The critical insight most tools miss: survey weights. NHANES uses a complex survey design. Without weights, diabetes prevalence was 14.9%. With proper survey weights, it dropped to 10.2%. If you skip weights, your estimates are biased. MedSci Skills computes both and shows why this matters.
| Metric | Value |
|---|---|
| Participants | 4,866 US adults |
| Data source | CDC (free, no registration) |
| Figures | 4 at 300 dpi (prevalence bar, OR forest, HbA1c density, subgroup) |
| Manuscript | ~1,700 words with STROBE compliance |
| STROBE audit | Full 22-item checklist |
| Slides | 12 with speaker notes |
Side-by-Side Comparison
| Demo 1: WBC | Demo 2: BCG | Demo 3: NHANES | |
|---|---|---|---|
| Study type | Diagnostic accuracy | Meta-analysis | Cross-sectional |
| Language | Python | R | Python |
| Key statistic | AUC 0.995 | RR 0.49 | OR 4.50 |
| CI method | DeLong | Wald (log-scale) | Survey-weighted |
| Figures | 4 | 4 | 4 |
| Reporting guideline | STARD 2015 | PRISMA 2020 | STROBE |
| Manuscript | ~1,600 words | ~1,800 words | ~1,700 words |
| Slides | 12 | 12 | 12 |
| Adversarial review | PASS | PASS | PASS |
Each demo used 5-6 of the 20 available skills. The pipeline chain: clean-data → analyze-stats → make-figures → write-paper → check-reporting → present-paper.
What Makes This Different
Statistical rigor. DeLong CIs for AUC, not bootstrap. Wilson score intervals for proportions. Survey weights for NHANES. Prediction intervals for meta-analysis. These are details that generic AI tools consistently get wrong.

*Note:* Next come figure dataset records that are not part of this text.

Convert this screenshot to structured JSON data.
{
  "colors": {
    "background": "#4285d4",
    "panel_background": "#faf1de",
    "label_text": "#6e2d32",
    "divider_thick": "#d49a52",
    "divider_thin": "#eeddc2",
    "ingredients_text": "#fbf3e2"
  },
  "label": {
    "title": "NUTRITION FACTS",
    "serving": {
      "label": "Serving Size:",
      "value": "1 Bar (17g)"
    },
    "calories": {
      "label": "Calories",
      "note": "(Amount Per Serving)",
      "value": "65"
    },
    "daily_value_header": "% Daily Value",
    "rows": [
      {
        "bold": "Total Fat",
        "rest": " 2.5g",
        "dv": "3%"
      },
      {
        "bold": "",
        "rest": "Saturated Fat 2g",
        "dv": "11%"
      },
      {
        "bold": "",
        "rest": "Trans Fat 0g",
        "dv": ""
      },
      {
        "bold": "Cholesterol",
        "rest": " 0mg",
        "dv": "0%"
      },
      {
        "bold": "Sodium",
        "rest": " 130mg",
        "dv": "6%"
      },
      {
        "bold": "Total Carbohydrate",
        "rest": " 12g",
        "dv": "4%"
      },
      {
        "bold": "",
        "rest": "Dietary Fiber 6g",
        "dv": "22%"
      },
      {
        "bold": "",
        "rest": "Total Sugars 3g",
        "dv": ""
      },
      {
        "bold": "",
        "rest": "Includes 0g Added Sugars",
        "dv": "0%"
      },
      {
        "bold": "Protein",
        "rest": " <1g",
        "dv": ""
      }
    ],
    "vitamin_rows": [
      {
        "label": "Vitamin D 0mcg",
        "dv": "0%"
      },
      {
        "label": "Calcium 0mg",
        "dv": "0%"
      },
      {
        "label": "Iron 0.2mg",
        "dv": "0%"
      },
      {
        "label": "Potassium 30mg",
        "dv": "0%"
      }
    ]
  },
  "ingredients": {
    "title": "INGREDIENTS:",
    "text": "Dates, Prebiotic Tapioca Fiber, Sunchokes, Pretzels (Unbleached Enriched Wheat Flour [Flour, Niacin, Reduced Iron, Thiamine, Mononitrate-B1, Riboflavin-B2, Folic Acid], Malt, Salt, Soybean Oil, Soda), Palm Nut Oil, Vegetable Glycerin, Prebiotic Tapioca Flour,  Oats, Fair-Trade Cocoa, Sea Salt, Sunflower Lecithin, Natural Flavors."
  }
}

Anti-hallucination. Every citation in every manuscript is tagged [UNVERIFIED] unless verified against PubMed or CrossRef APIs. The system forces manual checking rather than generating plausible-looking fake DOIs.
Reporting compliance built in. STARD, PRISMA, and STROBE audits are not afterthoughts — they are part of the pipeline. Each audit returns item-by-item assessment with specific fix recommendations.
Reproducibility. Fixed random seeds, version headers, full parameter logging. Every output can be regenerated from the same input.
The Numbers
| Metric | Total across 3 demos |
|---|---|
| Skills used | 6 of 20 |
| Scripts | 7 (4 Python, 1 R, 2 Python) |
| Figures | 12 (all 300 dpi) |
| Manuscript words | ~5,100 |
| Reporting items checked | 79 (30 STARD + 27 PRISMA + 22 STROBE) |
| Presentation slides | 36 (with speaker notes) |
| Hallucinated citations | 0 |
| Cost | $0 (open source, MIT license) |
Try It Yourself
git clone https://github.com/Aperivue/medsci-skills.git
cp -r medsci-skills/skills/* ~/.claude/skills/
Each demo is self-contained in the demo/ directory:
demo/01_wisconsin_bc/— Diagnostic accuracydemo/02_metafor_bcg/— Meta-analysisdemo/03_nhanes_obesity/— Epidemiology
Run the Python/R scripts, then use the Claude Code skills to generate the manuscript, figures, compliance audit, and slides.
MedSci Skills is open source, MIT licensed, and free forever. Built by a radiologist who actually writes papers.